When I sold my first YA books -- Slumber Party, Weekend, Chain Letter, Last Act -- and spoke to my first three editors, they all told me that they felt parents should not play a major role in teen fiction. Two of those editors were heavyweights in the field: Jean Fiewell at Scholastic and Pat MacDonald at Simon & Schuster. I was new to YA fiction so I took their advice to heart. I figured they must know what they were talking about.

As time went on and I sold lots of books, I was given more freedom to do whatever I wanted. However, I found for the most part the original advice was still sound. I believe, when plotting a YA novel, that it's helps to create a world where your hero or heroine is required to make the major decisions -- which is another way of saying it's better if there are no parents looking over their shoulders.
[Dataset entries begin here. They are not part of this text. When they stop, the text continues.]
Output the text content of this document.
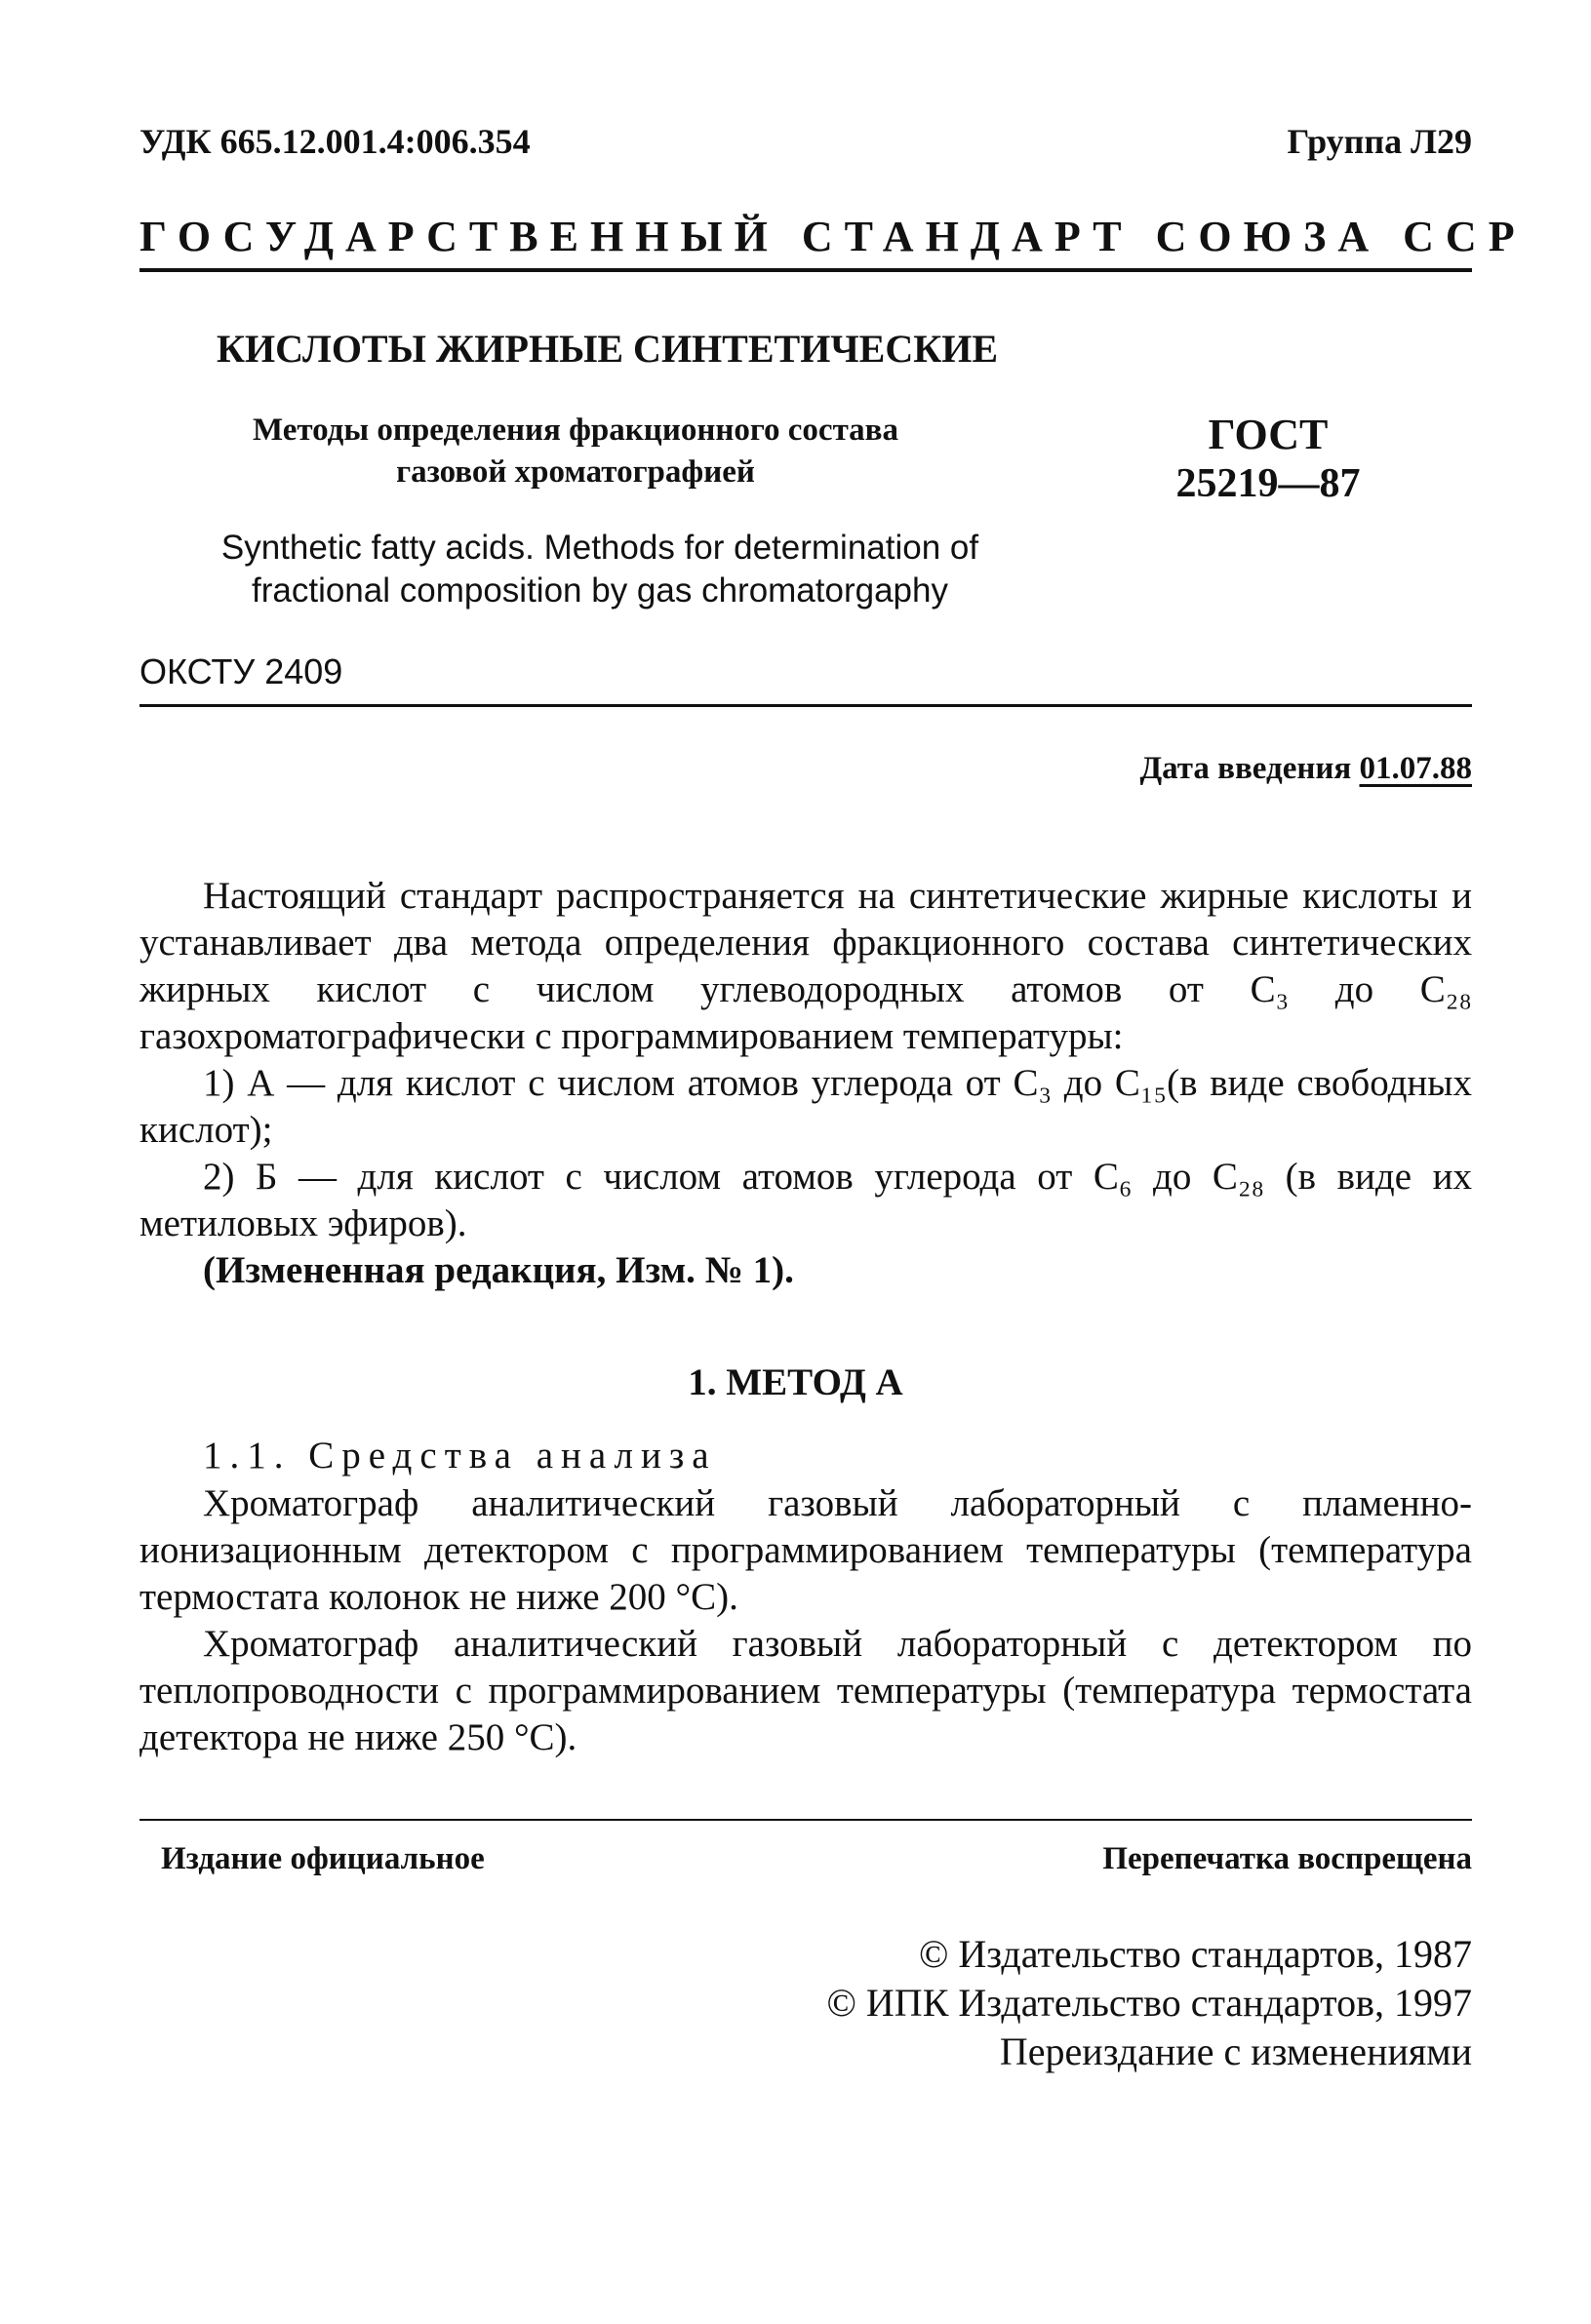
УДК 665.12.001.4:006.354	Группа Л29
ГОСУДАРСТВЕННЫЙ СТАНДАРТ СОЮЗА ССР
КИСЛОТЫ ЖИРНЫЕ СИНТЕТИЧЕСКИЕ
Методы определения фракционного состава
газовой хроматографией
ГОСТ
25219—87
Synthetic fatty acids. Methods for determination of
fractional composition by gas chromatorgaphy
ОКСТУ 2409
Дата введения 01.07.88

Настоящий стандарт распространяется на синтетические жирные кислоты и устанавливает два метода определения фракционного состава синтетических жирных кислот с числом углеводородных атомов от C₃ до C₂₈ газохроматографически с программированием температуры:

1) А — для кислот с числом атомов углерода от C₃ до C₁₅(в виде свободных кислот);

2) Б — для кислот с числом атомов углерода от C₆ до C₂₈ (в виде их метиловых эфиров).

(Измененная редакция, Изм. № 1).

1. МЕТОД А
1.1. Средства анализа

Хроматограф аналитический газовый лабораторный с пламенно-ионизационным детектором с программированием температуры (температура термостата колонок не ниже 200 °С).

Хроматограф аналитический газовый лабораторный с детектором по теплопроводности с программированием температуры (температура термостата детектора не ниже 250 °С).

Издание официальное	Перепечатка воспрещена
© Издательство стандартов, 1987
© ИПК Издательство стандартов, 1997
Переиздание с изменениями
Sure, I've been accused by critics of creating "Adult-free Universes." I suppose I'm guilty -- to a degree. But I don't make this choice -- now -- because it was something I was told to do back then, or because it makes plotting a novel easier. I do it because, when I think back to when I was a junior and senior in high school, I felt pretty much in control of my world. Granted, my mother and father gave me advice when I asked for it but I didn't ask very often. They gave me a lot of freedom. They didn't even know what I was doing most of the time I was in high school and I grew up okay -- at least I like to think I did. Since my characters are like my children to me, I think it's only fair that I grant them the same freedom I was given at their age.

However, in the book I'm currently writing, the mother plays a major role in the heroine's life. So every book is different, just as every author is different. Write what you've experienced.